Une trentaine de personnes assistent au procès. Le public est composé d'alliés de Ristigouche, de témoins et de journalistes. La porte-parole du comité Solidarité Ristigouche de Lanaudière, Odette Sarrazin, a fait la route jusqu'à New Carlisle pour venir démontrer son soutien.

230 municipalités ont demandé de pouvoir déroger au règlement du prélèvement des eaux et de leur protection. Dans Lanaudière, 50 % des municipalités ont demandé une dérogation pour pouvoir protéger l’eau potable.

Odette Sarrazin, porte-parole du comité Solidarité Ristigouche de Lanaudière

Le Règlement sur le prélèvement des eaux et leur protection prévoit une distance minimale de 500 mètres entre une source d'eau potable et un puits gazier ou pétrolier.

Manifestants et politiciens

Des manifestants et des politiciens doivent être présents en Gaspésie pour soutenir la Municipalité.

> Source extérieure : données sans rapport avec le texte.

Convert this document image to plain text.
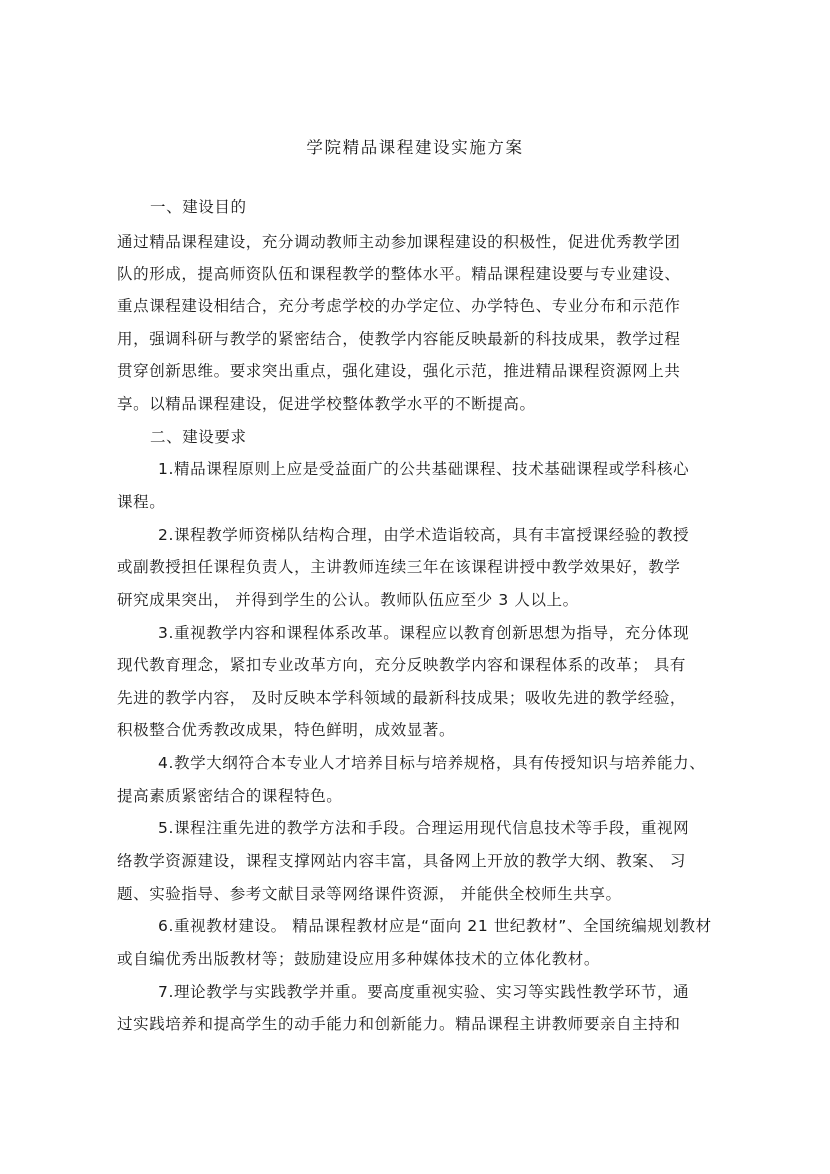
学院精品课程建设实施方案
一、建设目的
通过精品课程建设，充分调动教师主动参加课程建设的积极性，促进优秀教学团
队的形成，提高师资队伍和课程教学的整体水平。精品课程建设要与专业建设、
重点课程建设相结合，充分考虑学校的办学定位、办学特色、专业分布和示范作
用，强调科研与教学的紧密结合，使教学内容能反映最新的科技成果，教学过程
贯穿创新思维。要求突出重点，强化建设，强化示范，推进精品课程资源网上共
享。以精品课程建设，促进学校整体教学水平的不断提高。
二、建设要求
1.精品课程原则上应是受益面广的公共基础课程、技术基础课程或学科核心
课程。
2.课程教学师资梯队结构合理，由学术造诣较高，具有丰富授课经验的教授
或副教授担任课程负责人，主讲教师连续三年在该课程讲授中教学效果好，教学
研究成果突出， 并得到学生的公认。教师队伍应至少 3 人以上。
3.重视教学内容和课程体系改革。课程应以教育创新思想为指导，充分体现
现代教育理念，紧扣专业改革方向，充分反映教学内容和课程体系的改革； 具有
先进的教学内容， 及时反映本学科领域的最新科技成果；吸收先进的教学经验，
积极整合优秀教改成果，特色鲜明，成效显著。
4.教学大纲符合本专业人才培养目标与培养规格，具有传授知识与培养能力、
提高素质紧密结合的课程特色。
5.课程注重先进的教学方法和手段。合理运用现代信息技术等手段，重视网
络教学资源建设，课程支撑网站内容丰富，具备网上开放的教学大纲、教案、 习
题、实验指导、参考文献目录等网络课件资源， 并能供全校师生共享。
6.重视教材建设。 精品课程教材应是“面向 21 世纪教材”、全国统编规划教材
或自编优秀出版教材等；鼓励建设应用多种媒体技术的立体化教材。
7.理论教学与实践教学并重。要高度重视实验、实习等实践性教学环节，通
过实践培养和提高学生的动手能力和创新能力。精品课程主讲教师要亲自主持和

Une vingtaine de membres du Regroupement vigilance hydrocarbures Québec, qui proviennent d'un peu partout dans la province, doivent se relayer pour démontrer leur appui à la Municipalité tout au long du procès.

Le groupe indique, dans un communiqué, que ce geste vise à manifester sa solidarité avec la communauté d’un peu plus de 160 résidents qui défend son droit de protéger son eau potable.

Il souligne aussi la non-acceptabilité sociale des projets d'exploration et d'exploitation des hydrocarbures sur l'ensemble du territoire québécois.

La co-porte-parole de Québec solidaire, Manon MasséLa co-porte-parole de Québec solidaire, Manon Massé Photo : Radio-Canada

La porte-parole de Québec solidaire et députée de Sainte-Marie-Saint-Jacques, Manon Massé, s'est déplacée jusqu'à New Carlisle pour assister à l'ouverture du procès. Son message en est un de soutien et d'appui à la Municipalité.

Aujourd’hui, pour moi, ce qui est important, c’est de venir dire aux gens de Ristigouche toute notre solidarité, tout notre soutien.

Manon Massé, porte-parole de Québec solidaire et députée de Sainte-Marie-Saint-Jacques

« On y est depuis la première heure, ajoute-t-elle. Dès que la campagne de sociofinancement a été lancée, Québec solidaire, ses porte-parole, les membres ont été mis à contribution pour soutenir financièrement la lutte de Ristigouche. »

Le président de Gastem, Raymond SavoieLe président de Gastem, Raymond Savoie Photo : Radio-Canada

Poursuite

En mars 2013, la communauté de la Baie-des-Chaleurs a adopté une réglementation pour protéger les sources d’eau potable. Gastem n’a jamais accepté cette décision. Elle demande réparation parce qu’elle dit avoir investi beaucoup d’argent dans ses recherches, qui se sont arrêtées abruptement.

Ristigouche a lancé une campagne de financement de 328 000 $ pour aider à payer le procès. À quelques heures du début de la confrontation, la Municipalité a récolté près de 280 000$.